Aussi bien en 2019 qu’en 2020, les échanges commerciaux entre les deux pays n’ont pas dépassé les 300 millions de dollars américains à cause des fermetures fréquentes des frontières et de la pandémie de Covid-19. Nous sommes loin des 1,25 milliard de dollars de 2009. « Si Abdel Hamid Dbeibah doit présenter ses excuses pour ses déclarations cinglantes, les autorités tunisiennes doivent prendre en considération l’importance du marché libyen et les relations économiques privilégiées que nos deux pays ont toujours entretenues et aller vers une ouverture prudente des frontières. Il ne faut pas oublier que la Libye représente un poumon économique pour la Tunisie. Je voudrais rappeler qu’en 2019, notre voisin du sud a déposé le montant de 500 millions de $ de dollars, à la BCT-Dépôt reconduit début 2021 sur 18 mois après négociations du gouverneur de la BCT avec les autorités libyennes-BCE était encore président et il avait reçu avec tous les honneurs dus à un Premier ministre Fayez Sarraj, menacé par les opérations militaires conduites par le Marechal Haftar sur Tripoli.
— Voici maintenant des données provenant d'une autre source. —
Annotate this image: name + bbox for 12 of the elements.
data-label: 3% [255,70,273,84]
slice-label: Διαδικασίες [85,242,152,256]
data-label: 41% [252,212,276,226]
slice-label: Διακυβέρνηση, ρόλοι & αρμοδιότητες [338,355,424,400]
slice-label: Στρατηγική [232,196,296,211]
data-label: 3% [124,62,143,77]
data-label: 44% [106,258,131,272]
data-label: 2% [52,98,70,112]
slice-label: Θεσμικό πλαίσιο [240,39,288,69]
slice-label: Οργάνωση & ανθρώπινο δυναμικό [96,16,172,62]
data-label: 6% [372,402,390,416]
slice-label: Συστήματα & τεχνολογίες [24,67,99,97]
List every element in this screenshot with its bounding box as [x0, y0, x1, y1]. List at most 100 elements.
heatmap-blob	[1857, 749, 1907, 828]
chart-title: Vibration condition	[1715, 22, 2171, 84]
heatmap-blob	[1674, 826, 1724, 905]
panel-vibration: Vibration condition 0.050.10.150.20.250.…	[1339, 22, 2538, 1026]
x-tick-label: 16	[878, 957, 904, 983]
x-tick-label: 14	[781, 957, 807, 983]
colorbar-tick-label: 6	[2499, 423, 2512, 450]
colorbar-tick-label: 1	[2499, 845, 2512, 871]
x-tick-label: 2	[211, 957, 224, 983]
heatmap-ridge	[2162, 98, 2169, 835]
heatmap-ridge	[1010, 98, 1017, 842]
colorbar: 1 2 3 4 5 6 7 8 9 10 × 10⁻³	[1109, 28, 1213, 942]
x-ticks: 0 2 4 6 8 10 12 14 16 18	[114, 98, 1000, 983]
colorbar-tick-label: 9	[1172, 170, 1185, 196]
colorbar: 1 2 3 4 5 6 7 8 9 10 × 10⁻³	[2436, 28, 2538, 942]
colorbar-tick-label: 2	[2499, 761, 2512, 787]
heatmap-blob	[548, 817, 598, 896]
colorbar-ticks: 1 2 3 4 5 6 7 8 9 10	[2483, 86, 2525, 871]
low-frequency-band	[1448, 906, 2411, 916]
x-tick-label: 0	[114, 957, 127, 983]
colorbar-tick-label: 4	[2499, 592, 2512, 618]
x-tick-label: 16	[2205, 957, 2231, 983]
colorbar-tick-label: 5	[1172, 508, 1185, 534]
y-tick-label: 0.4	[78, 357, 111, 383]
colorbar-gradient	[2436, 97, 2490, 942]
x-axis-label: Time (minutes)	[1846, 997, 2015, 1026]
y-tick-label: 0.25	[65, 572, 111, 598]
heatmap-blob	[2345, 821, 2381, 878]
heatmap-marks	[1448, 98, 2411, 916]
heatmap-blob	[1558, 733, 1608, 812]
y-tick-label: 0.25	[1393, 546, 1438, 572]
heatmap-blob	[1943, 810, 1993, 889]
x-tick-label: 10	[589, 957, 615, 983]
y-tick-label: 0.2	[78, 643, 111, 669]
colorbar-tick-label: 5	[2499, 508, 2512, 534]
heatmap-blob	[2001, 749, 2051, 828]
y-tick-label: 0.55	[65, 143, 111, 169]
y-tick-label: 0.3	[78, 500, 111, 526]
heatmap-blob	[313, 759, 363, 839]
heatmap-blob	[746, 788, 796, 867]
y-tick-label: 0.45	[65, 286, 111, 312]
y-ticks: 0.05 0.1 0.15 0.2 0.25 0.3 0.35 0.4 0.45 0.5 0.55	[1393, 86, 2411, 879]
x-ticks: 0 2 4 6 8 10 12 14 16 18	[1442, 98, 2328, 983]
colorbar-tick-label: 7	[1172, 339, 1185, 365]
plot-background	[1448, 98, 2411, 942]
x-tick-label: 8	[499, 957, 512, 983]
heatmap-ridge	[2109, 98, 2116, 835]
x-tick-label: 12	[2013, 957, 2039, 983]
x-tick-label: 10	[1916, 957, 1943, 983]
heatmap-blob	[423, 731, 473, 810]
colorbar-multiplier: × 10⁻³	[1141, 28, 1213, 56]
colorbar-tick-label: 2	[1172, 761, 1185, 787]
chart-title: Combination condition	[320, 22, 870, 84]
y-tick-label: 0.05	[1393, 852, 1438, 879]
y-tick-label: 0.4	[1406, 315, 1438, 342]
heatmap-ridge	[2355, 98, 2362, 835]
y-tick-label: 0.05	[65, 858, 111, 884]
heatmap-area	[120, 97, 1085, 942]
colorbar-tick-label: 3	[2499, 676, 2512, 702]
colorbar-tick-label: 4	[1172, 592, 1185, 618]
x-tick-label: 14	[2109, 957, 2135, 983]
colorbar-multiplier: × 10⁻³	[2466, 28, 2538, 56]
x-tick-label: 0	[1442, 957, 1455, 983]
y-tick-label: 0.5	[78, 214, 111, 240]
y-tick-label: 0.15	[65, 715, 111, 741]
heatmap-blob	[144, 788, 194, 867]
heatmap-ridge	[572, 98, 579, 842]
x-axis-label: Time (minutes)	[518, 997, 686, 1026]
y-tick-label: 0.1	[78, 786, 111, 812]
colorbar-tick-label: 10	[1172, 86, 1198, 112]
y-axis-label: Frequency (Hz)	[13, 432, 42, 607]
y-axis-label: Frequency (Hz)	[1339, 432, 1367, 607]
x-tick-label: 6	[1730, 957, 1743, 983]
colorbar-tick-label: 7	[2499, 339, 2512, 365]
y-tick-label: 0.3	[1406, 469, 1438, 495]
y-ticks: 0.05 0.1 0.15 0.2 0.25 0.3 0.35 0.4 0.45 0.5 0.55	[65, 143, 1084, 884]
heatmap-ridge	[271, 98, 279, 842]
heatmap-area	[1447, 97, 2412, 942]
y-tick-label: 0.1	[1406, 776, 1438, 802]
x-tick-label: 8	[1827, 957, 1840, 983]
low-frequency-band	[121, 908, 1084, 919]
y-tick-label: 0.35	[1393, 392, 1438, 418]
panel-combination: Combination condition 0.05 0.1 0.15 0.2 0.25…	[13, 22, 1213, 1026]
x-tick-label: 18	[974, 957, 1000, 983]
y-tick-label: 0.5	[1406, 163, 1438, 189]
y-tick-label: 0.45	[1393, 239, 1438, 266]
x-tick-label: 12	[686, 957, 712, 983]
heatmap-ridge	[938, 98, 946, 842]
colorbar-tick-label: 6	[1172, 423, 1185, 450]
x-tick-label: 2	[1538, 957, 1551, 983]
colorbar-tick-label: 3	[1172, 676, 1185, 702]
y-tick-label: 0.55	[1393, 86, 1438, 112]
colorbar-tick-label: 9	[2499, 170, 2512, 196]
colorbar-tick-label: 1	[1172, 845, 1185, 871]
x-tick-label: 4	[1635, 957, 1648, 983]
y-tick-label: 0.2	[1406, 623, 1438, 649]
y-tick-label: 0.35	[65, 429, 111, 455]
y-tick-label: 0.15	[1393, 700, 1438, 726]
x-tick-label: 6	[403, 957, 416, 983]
En contrepartie de l’appui politique, il y a eu un appui financier. C’était le prix à payer ».
Aujourd’hui, la Tunisie a encore plus besoin de l’ouverture des frontières et de la reprise des échanges commerciaux avec la Libye pour offrir un bol d’air à l’économie nationale.
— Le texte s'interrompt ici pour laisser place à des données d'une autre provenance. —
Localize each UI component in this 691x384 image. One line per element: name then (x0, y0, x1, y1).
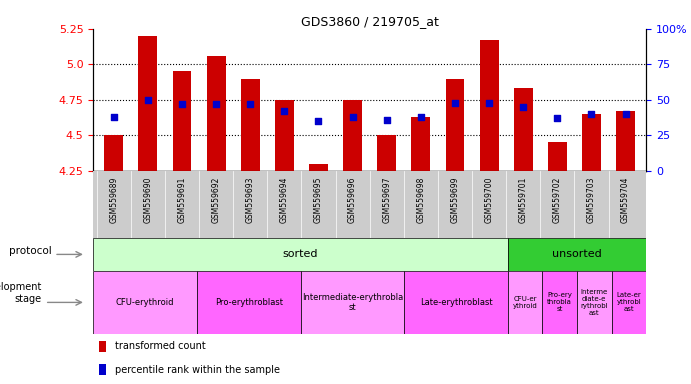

La Libye pourrait redevenir, grâce à la convention portant création d’une zone de libre-échange, signée le 14/06/2001 et entrée en vigueur le 19/02/2002, le marché privilégié qu’elle a toujours été pour la Tunisie. La convention, pour précision, prévoit l’exonération totale de droits de douanes et de taxes à effets équivalents de tous les produits échangés entre les deux pays.
La Tunisie a, d’après la Commission économique et sociale pour l’Asie occidentale, perdu 24% de sa croissance économique entre 2011 et 2015 à cause de la crise libyenne. Des pertes qu’elle n’arrive pas à récupérer à ce jour. Pire, elle n’a même pas, comme le mentionne Ezzeddine Saïdane, « défini une stratégie Libye ».
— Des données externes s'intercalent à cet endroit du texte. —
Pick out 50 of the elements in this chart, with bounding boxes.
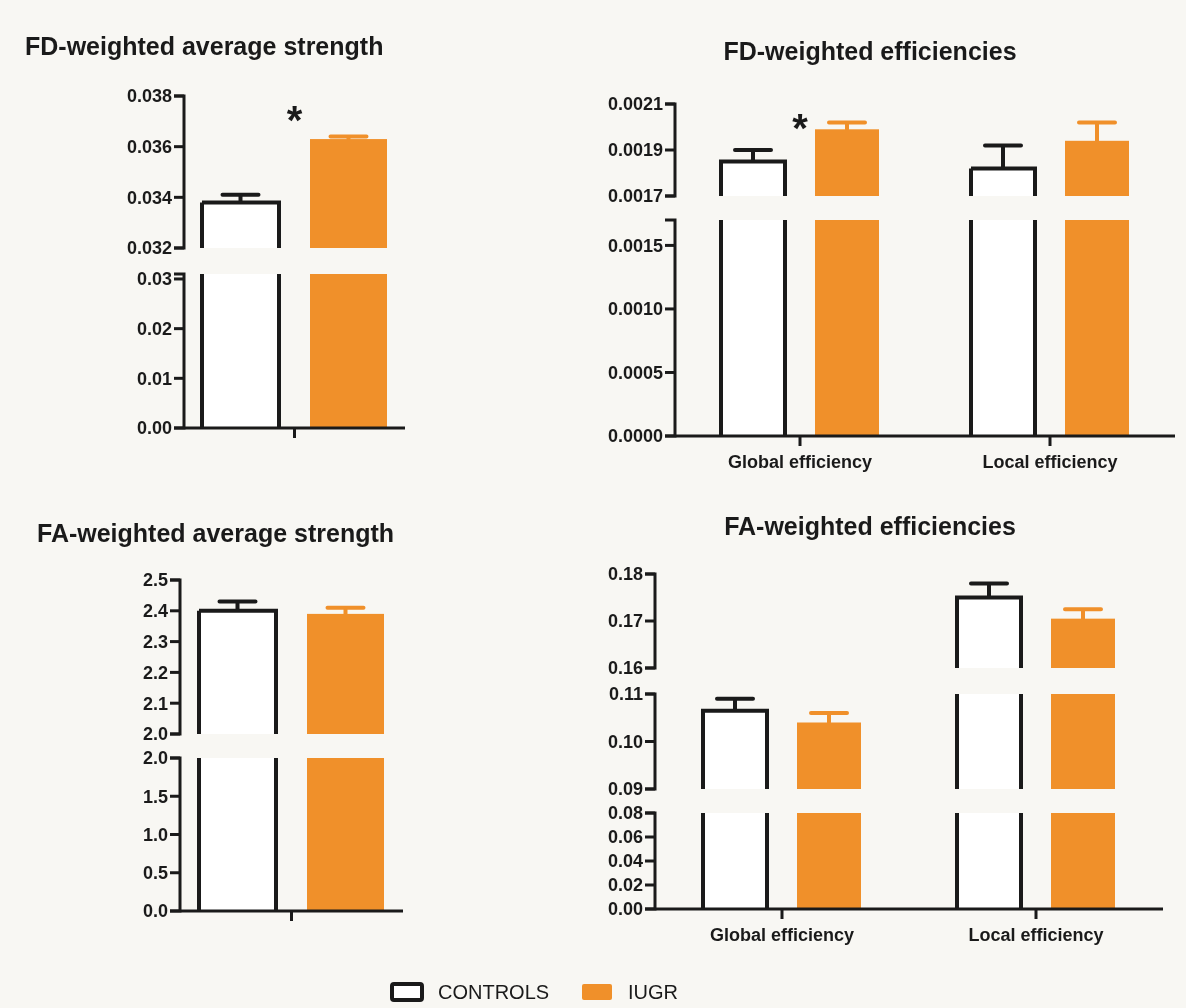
x-tick-label: Local efficiency: [968, 925, 1104, 945]
y-tick-label: 0.02: [136, 318, 172, 339]
y-tick-label: 2.0: [142, 724, 168, 745]
annotation: *: [792, 106, 809, 150]
y-tick-label: 0.038: [126, 86, 172, 107]
y-tick-label: 0.034: [126, 187, 172, 208]
y-tick-label: 0.0010: [607, 299, 663, 320]
y-tick-label: 0.17: [607, 611, 643, 632]
y-tick-label: 2.5: [142, 570, 168, 591]
y-tick-label: 0.0021: [607, 94, 663, 115]
y-tick-label: 0.0005: [607, 362, 663, 383]
chart-title: FA-weighted efficiencies: [724, 512, 1016, 540]
y-tick-label: 0.09: [607, 779, 643, 800]
y-tick-label: 0.00: [607, 899, 643, 920]
y-tick-label: 0.0017: [607, 186, 663, 207]
y-tick-label: 1.5: [142, 786, 168, 807]
y-tick-label: 2.4: [142, 601, 168, 622]
chart-title: FD-weighted efficiencies: [723, 37, 1017, 65]
y-tick-label: 0.04: [607, 851, 643, 872]
y-tick-label: 2.1: [142, 693, 168, 714]
x-tick-label: Global efficiency: [727, 452, 873, 472]
y-tick-label: 0.02: [607, 875, 643, 896]
y-tick-label: 0.16: [607, 658, 643, 679]
y-tick-label: 0.0: [142, 901, 168, 922]
y-tick-label: 0.01: [136, 368, 172, 389]
y-tick-label: 0.08: [607, 803, 643, 824]
annotation: *: [286, 98, 303, 142]
y-tick-label: 0.00: [136, 418, 172, 439]
y-tick-label: 0.5: [142, 863, 168, 884]
y-tick-label: 0.0000: [607, 426, 663, 447]
y-tick-label: 2.3: [142, 631, 168, 652]
y-tick-label: 0.036: [126, 136, 172, 157]
y-tick-label: 0.06: [607, 827, 643, 848]
y-tick-label: 0.18: [607, 564, 643, 585]
y-tick-label: 0.11: [608, 684, 643, 705]
x-tick-label: Global efficiency: [709, 925, 855, 945]
y-tick-label: 0.0015: [607, 235, 663, 256]
y-tick-label: 1.0: [142, 824, 168, 845]
y-tick-label: 0.03: [136, 269, 172, 290]
chart-title: FA-weighted average strength: [37, 519, 395, 547]
legend-label: IUGR: [628, 981, 678, 1003]
y-tick-label: 0.032: [126, 238, 172, 259]
bar: [1051, 694, 1115, 789]
y-tick-label: 2.0: [142, 748, 168, 769]
y-tick-label: 2.2: [142, 662, 168, 683]
x-tick-label: Local efficiency: [982, 452, 1118, 472]
legend-label: CONTROLS: [438, 981, 550, 1003]
chart-title: FD-weighted average strength: [25, 32, 384, 60]
y-tick-label: 0.10: [607, 731, 643, 752]
y-tick-label: 0.0019: [607, 140, 663, 161]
Ceci alors que la Banque centrale de Libye a donné, au mois d’août, ses instructions aux banques libyennes pour rouvrir des lettres de crédit pour les exportations tunisiennes arrivant par voie terrestre via le poste frontière de Ras Jedir. Une décision validée par Ali al-Essawi, ministre de l’Economie et du Commerce du gouvernement libyen d’union nationale.
L’impératif économique sera-t-il prioritaire par rapport à ceux sécuritaires et politiques ?
Seul Kaïs Saïed pourrait répondre à cette question.